Vikas Gorur wrote:
Gordan Bobic wrote:
Hi,
I'm noticing something that could be considered weird. I have a 3-node
rootfs-on-gluster cluster, and I'm doing a big yum update on one of
the nodes. On that node and one of the other nodes, glusterfsd is
using about 10-15% CPU. But on the 3rd node, glusterfs is using < 0.3%
CPU.
I'm guessing this has something to do with the way locking backup and
fail-over is implemented (IIRC there is a master and a backup
lock/state server, rather than replicating this information to all the
servers). Can anyone hazard a guess and confirm or deny the possible
cause of this discrepancy?
>
Hm, this is indeed a little strange.
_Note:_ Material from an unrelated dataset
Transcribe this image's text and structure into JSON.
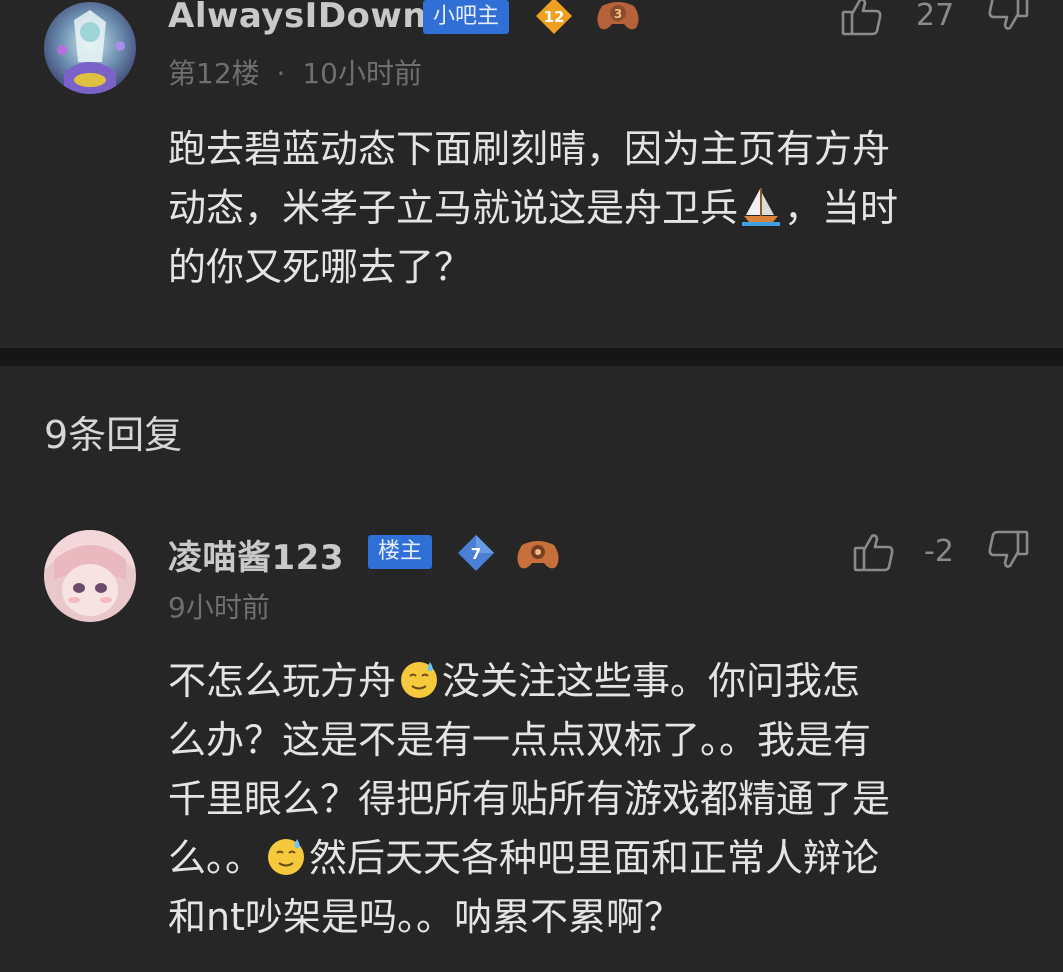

The first subvolume is used as the
lock server, so that could possibly explain why one of the servers have
higher CPU usage. However, this doesn't explain why *two* of the servers
have high CPU usage.
Are you sure it is not the case that the *client* on one node (I'm assuming
all your three nodes act as servers and clients) and the server on
another node are using CPU?
That is plausible since I am using single-process client and server. Is
there a way to tell on a running glfs cluster which node is the current
lock master? The process creating the load was running on the first
listed volume, so I would have expected this to be the primary lock server.